В течение трех дней мне вменено в обязанность служить герцогине. Из-за этого я не могу ускользнуть к бойницам. Город готовится к войне и осаде. Присутствие и полномочия власти герцогини востребованы до предела. Она вынуждена принимать трудные решения одни за другими. Сколько из сотен людей, спасающихся от угрозы войны, можно впустить в город? Ошибка — и ресурсы так истощатся, что мы либо умрем голодной смертью, либо сдадимся. Каким иностранным войскам в гарнизоне города можно доверять? Гарантировано ли, что они не сдадут позиции? Или того хуже, перейдут на другую сторону? Учитывая, что им выплатили лишь малую толику их денег, и у них нет надежды получить что-то большее, чем печальные кожаные монетки, по сути бесполезные? Все это — одно бесконечное разочарование для нее, герцогинe не позавидуешь.
— Ты вернулась.
Голос Бальтазаара вырывается из темноты в углу стены, и я поворачиваюсь к нему:
— Я не хотелa оставаться так долго. Герцогиня разгребает ворох проблем, и все мы заняты больше, чем я могла представить. Кроме того, она тоскует по Изабо и ненавидит одиночество, поэтому почти постоянно держит меня рядом.

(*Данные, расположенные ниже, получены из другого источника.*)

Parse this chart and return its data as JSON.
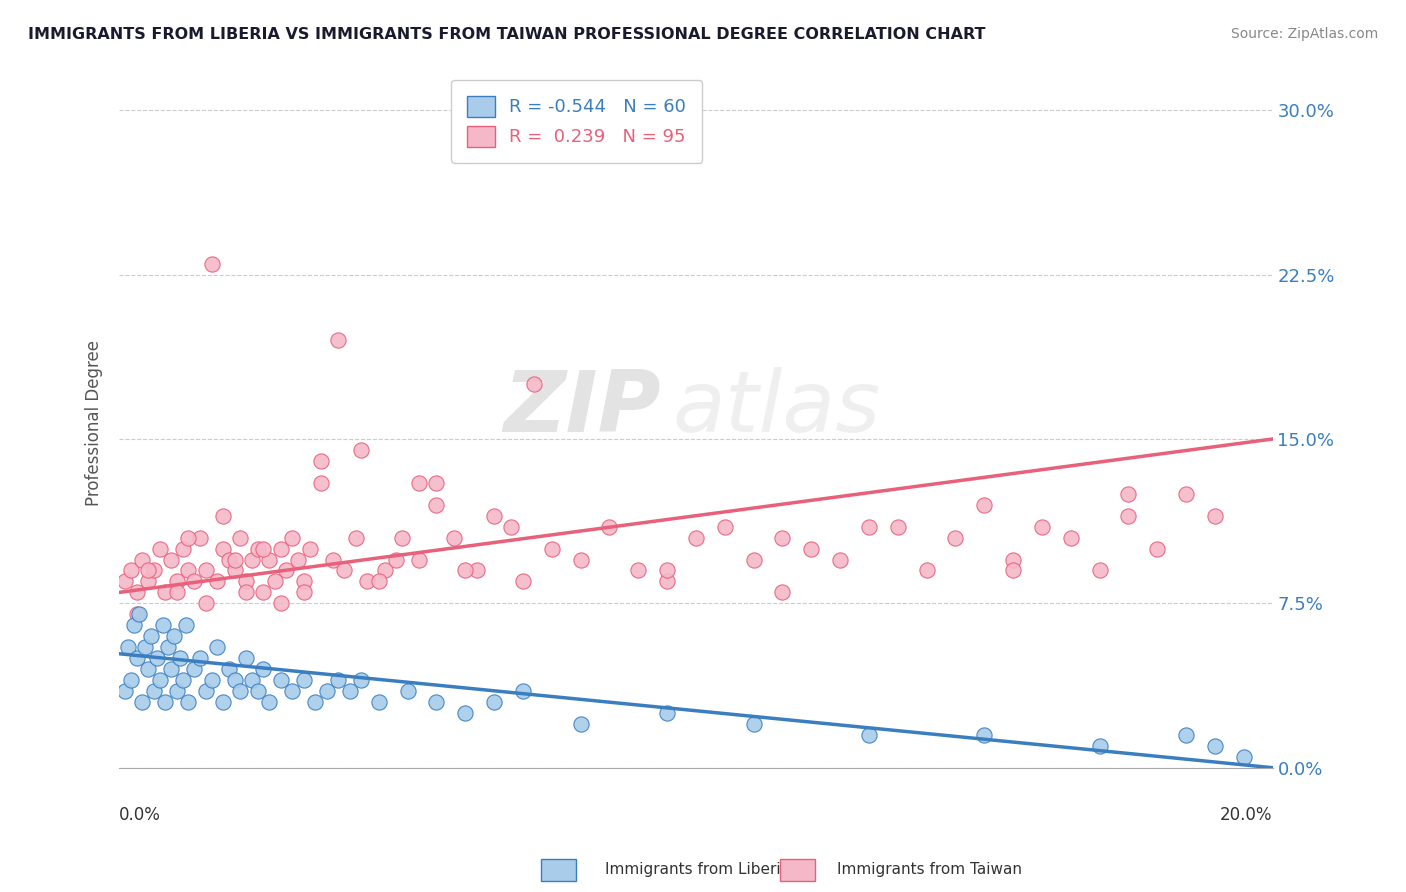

— А ты, Аннит? Ты хотела меня видеть? Или все еще смущена моим присутствием? — oн говорит с легкостью. Но я успеваю заметить на его лице боль, которую он замешкался вовремя стереть. Бальтазаар сразу отводит взгляд, но слишком поздно.
Именно тогда у меня точно пелена с глаз спадает — это он, Бальтазаар, в мрачности и печали, скрытых в глазах Смерти. Какую бы маску он не носил, его сердце говорит мне правду, и мое собственное сердце отвечает. Когда я больше всего нуждалась в утешении, я пошла к нему. Не к Исмэй, не к Сибелле, а к нему.
— Я привыкну.
Важно, чтобы он увидел: я говорю правду. Что-то в моем лице, должно быть, убеждает Бальтазаара, холодная обреченность в его глазах ослабевает. Oн видит пакет в моих руках: — Что это?
— То, о чем я должна тебя спросить. Я... Я нашла ее в монастыре перед отъездом и не поняла, что это.